LORSQUE LE PATIENT EST EN ÉTAT D’ARRÊT CARDIAQUE, IL N’EST PLUS TEMPS DE PRENDRE DES MESURES PALLIATIVES. JOHNNY HAJJAR (SOCIALISTES), RAPPORTEUR DE LA MISSION D’INFORMATION
Sans que le président de la commission Guillaume Vuilletet (Renaissance) ne s’y associe, le rapporteur de la commission d’enquête Johnny Hajjar (Socialistes) propose “vingt mesures pour un déchocage économique et social des territoires ultramarins”, notamment :
- La tenue de négociations commerciales avec les grands groupes de distribution ultramarins pour parvenir à une “baisse de 10 à 20% des prix sur la majorité [des] références” ;
- La majoration et l’automatisation des prestations sociales légales, réhaussées d’un différentiel reflétant le coût de la vie ;
- Le conditionnement des “aides à l’embauche, dans le cadre des zones franches globales ou de tout autre dispositif favorisant les embauches, au recrutement de résidents du territoire ultramarin concerné”.
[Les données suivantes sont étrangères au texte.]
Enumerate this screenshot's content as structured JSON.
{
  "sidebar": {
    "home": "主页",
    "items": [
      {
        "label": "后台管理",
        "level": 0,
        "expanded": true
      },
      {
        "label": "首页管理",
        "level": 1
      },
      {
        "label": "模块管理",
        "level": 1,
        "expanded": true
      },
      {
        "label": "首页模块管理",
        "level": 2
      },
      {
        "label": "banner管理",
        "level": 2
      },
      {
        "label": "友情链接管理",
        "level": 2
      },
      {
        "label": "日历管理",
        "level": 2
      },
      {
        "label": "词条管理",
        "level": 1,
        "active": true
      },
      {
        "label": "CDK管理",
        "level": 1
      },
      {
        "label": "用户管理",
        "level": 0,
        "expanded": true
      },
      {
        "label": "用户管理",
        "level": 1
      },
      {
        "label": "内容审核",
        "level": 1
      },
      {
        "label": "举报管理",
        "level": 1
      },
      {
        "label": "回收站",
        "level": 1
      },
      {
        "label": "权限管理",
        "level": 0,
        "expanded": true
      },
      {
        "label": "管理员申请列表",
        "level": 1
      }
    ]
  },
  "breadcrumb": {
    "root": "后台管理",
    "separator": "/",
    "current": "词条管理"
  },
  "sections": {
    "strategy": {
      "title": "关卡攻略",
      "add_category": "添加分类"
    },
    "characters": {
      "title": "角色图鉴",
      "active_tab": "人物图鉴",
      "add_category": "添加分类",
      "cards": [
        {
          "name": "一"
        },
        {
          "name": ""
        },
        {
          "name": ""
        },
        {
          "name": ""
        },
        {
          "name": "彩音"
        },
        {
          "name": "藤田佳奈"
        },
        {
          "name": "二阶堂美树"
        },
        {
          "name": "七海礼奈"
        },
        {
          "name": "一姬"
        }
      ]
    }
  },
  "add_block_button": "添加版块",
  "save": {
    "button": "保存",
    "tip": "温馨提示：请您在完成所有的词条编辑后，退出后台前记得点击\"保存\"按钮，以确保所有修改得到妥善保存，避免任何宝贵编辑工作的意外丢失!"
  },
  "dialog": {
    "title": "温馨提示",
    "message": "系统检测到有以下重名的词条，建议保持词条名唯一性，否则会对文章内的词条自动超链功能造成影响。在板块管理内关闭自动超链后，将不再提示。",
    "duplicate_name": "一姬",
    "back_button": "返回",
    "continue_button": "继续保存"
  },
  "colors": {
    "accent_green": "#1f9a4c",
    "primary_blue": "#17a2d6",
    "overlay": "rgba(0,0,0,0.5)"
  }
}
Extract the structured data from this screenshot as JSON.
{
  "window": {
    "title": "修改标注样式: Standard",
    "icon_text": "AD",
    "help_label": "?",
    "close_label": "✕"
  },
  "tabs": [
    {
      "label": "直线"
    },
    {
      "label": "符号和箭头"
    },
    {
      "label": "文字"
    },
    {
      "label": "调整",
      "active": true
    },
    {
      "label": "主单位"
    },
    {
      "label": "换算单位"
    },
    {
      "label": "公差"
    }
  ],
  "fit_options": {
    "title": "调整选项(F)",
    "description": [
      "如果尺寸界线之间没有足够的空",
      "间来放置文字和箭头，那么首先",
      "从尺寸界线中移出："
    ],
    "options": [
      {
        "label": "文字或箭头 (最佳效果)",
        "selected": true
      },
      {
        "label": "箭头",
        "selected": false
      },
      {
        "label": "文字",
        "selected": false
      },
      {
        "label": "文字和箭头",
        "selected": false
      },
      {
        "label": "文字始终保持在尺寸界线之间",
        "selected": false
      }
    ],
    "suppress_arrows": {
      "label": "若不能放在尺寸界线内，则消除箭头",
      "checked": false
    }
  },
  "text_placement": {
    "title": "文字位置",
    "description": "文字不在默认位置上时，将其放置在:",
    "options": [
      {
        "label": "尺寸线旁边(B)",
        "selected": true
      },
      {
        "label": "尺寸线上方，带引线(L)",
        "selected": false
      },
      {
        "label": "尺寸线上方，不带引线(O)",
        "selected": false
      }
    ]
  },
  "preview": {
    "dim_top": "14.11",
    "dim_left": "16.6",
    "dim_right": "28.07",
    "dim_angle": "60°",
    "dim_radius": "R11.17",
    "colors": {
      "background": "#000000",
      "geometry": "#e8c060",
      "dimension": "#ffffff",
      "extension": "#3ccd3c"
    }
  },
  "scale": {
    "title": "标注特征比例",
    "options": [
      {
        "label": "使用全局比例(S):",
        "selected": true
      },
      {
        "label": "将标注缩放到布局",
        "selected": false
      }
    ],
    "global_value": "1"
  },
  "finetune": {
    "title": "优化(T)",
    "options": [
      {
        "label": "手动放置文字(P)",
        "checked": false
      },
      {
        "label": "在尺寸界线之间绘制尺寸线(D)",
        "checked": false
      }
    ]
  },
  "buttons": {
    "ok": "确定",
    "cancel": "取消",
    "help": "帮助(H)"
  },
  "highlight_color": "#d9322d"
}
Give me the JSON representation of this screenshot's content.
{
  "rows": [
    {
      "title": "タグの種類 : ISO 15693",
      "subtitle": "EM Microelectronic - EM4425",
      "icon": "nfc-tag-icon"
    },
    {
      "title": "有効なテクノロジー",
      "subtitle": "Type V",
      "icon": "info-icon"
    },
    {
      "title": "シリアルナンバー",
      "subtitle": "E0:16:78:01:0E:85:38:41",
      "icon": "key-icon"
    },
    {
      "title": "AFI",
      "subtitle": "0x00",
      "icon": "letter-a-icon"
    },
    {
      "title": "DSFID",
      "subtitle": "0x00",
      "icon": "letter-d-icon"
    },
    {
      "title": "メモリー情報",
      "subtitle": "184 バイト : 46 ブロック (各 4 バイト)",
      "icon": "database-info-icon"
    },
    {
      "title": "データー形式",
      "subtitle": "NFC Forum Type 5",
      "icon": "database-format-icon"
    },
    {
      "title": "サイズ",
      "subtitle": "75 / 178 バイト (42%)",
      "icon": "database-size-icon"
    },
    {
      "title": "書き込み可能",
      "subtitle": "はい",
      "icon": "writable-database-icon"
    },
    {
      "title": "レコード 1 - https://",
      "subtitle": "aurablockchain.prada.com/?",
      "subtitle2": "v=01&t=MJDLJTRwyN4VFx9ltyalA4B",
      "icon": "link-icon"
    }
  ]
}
“CE RAPPORT N’EST PAS UN ABOUTISSEMENT, MAIS UN COMMENCEMENT”
Au terme de son examen à huis clos par la délégation à l’Outre-mer, les groupes Renaissance, Rassemblement national, les Républicains et Libertés, Indépendants et Outre-mer (LIOT) ont indiqué s’abstenir sur le rapport, sans que cela n’empêche toutefois son adoption.
Lors d’une conférence de presse jeudi dernier, le rapporteur Johnny Hajjar (Socialistes) a souhaité que ce rapport ne soit pas “ un aboutissement, mais un commencement”. Si l’Assemblée nationale suspend ses travaux pour l’été, nul doute que la question de lutter contre la vie chère dans les Outre-mer reprendra dès la rentrée parlementaire, à l’occasion de l’examen des projets de loi de finances (PLF) et de financement de la Sécurité sociale (PLFSS) de l’année 2024.